Beneath his brother’s steadying hands, Pel trembled to every blast of Herne’s insistent horn, mad with the presence of the fae so near. In Alain’s touch and concern, I could see he thought his brother’s response to the greatest magic of the fae a failing. I knew better, of course, and that his trembling was the only outward sign of the great battle that roiled within him as that magic galloped closer. It spoke to me of a deep and abiding courage.
Pel’s silent courage and Alain’s selfless protection washed across me, as palpable as waves on water, amplified tenfold through the bond that vibrated like heartsong between us.
No! The bond and the feelings that flowed so freely through it were unnatural. I had no care for these valiant brothers.
Not when Edern would soon be here to free me from them.
Alain slipped away, only to return in a breathspace, pressing Pel’s sword and buckler into his hands.
“What will they do?” Alain had to raise his voice to be heard above the closing pack.
I remembered the thirty men we had slaughtered so easily, taken unawares as they had been. By Alain’s set jaw and g
rim expression it was clear he recalled it too. No matter how talented they were with those blades, they would be overwhelmed. The only question was how many of my folk would die tonight too.
“They will kill you,” I said. “And you them. Unless I would have it otherwise.” I watched his face, then Pel’s, closely, looking for fear. There was none. Only resignation to the fight ahead.
“Is that what you want?” Pel asked, still managing to keep his head.
For a moment I wondered what would happen to Pellinore when the magic of The Hunt crashed full upon him. It would be like a blind man suddenly given all the visions of the world inside his head, then having to ignore that miraculous assault in order to nock an arrow to fell a leaping deer he cannot see.
Pel was merely blind now, but The Hunt would cripple him in ways never imagined. If it came to that, perhaps a swift death would be best. And if Pellinore was lost, what would his doting brother have left in the world?
A shiver ran through me. I was rationalizing the inevitable, not examining the question Pel had asked. What did I want?
Edern, of course. But at what price? Was I willing to sacrifice all?
“No,” I answered at last, but the word was torn apart and lost in the commotion as the first of the hounds swept in.
Back to back, Alain and Pel faced my kindred as they circled round, ears laid back and tails stiff with uncertainty. Edern, big-boned and taller than the others, was easy to spot as he advanced on the princelings, cautious of the steel they wielded, but all-too-ready to offer challenge.

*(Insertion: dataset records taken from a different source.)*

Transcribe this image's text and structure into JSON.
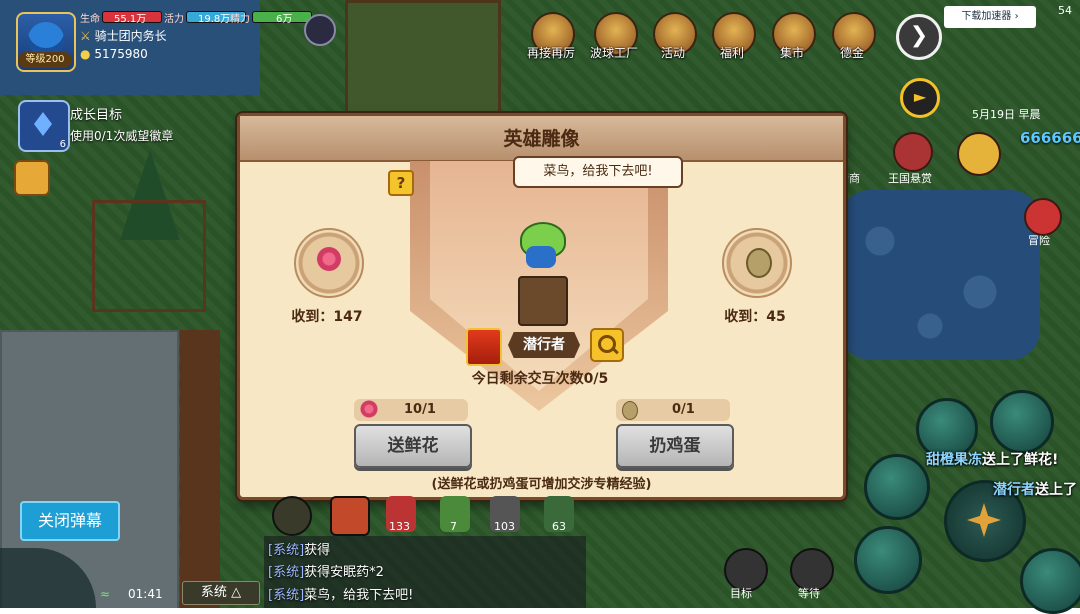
{
  "hud": {
    "level": "等级200",
    "stats": [
      {
        "label": "生命",
        "value": "55.1万",
        "fill": 1.0,
        "color": "#d9343b"
      },
      {
        "label": "活力",
        "value": "19.8万",
        "fill": 1.0,
        "color": "#36a9d8"
      },
      {
        "label": "精力",
        "value": "6万",
        "fill": 1.0,
        "color": "#4ab04a"
      }
    ],
    "title": "骑士团内务长",
    "gold": "5175980",
    "growth_title": "成长目标",
    "growth_desc": "使用0/1次威望徽章",
    "growth_badge": "6"
  },
  "top_menu": [
    {
      "label": "再接再厉",
      "icon": "shop-icon"
    },
    {
      "label": "波球工厂",
      "icon": "factory-icon"
    },
    {
      "label": "活动",
      "icon": "event-icon"
    },
    {
      "label": "福利",
      "icon": "gift-icon"
    },
    {
      "label": "集市",
      "icon": "market-icon"
    },
    {
      "label": "德金",
      "icon": "scale-icon"
    }
  ],
  "right_hud": {
    "download_label": "下载加速器",
    "badge_num": "54",
    "date": "5月19日",
    "time_of_day": "早晨",
    "score": "666666",
    "side_labels": [
      "行商",
      "王国悬赏",
      "冒险"
    ]
  },
  "dialog": {
    "title": "英雄雕像",
    "speech": "菜鸟，给我下去吧!",
    "help": "?",
    "left_collected": "收到：147",
    "right_collected": "收到：45",
    "statue_name": "潜行者",
    "interact_count": "今日剩余交互次数0/5",
    "flower_count": "10/1",
    "egg_count": "0/1",
    "send_flower": "送鲜花",
    "throw_egg": "扔鸡蛋",
    "footnote": "(送鲜花或扔鸡蛋可增加交涉专精经验)"
  },
  "bottom": {
    "close_danmu": "关闭弹幕",
    "time": "01:41",
    "chat_channel": "系统",
    "chat_lines": [
      {
        "tag": "[系统]",
        "text": "获得"
      },
      {
        "tag": "[系统]",
        "text": "获得安眠药*2"
      },
      {
        "tag": "[系统]",
        "text": "菜鸟，给我下去吧!"
      }
    ],
    "item_counts": [
      "133",
      "7",
      "103",
      "63"
    ],
    "bottom_labels": [
      "目标",
      "等待"
    ]
  },
  "danmu": [
    {
      "name": "甜橙果冻",
      "text": "送上了鲜花!"
    },
    {
      "name": "潜行者",
      "text": "送上了"
    }
  ]
}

Which thing happened next I cannot begin to guess as time seemed to constrict like a noose around me. Pel staggered under the onslaught of magic that surrounded him. The pack, eerily quiet now, set themselves, waiting only on word from Herne to attack. Edern, ever impetuous and waiting on no one, lunged, thinking Pel to be the weak point. I plunged into the pack without thought or heed, without even certain plan as to whom I defended. Edern? Pel?
And then Herne thundered in, scattering hounds as his great horse, Taryn, named for the fury of the thunder, slid to a halt before the princelings.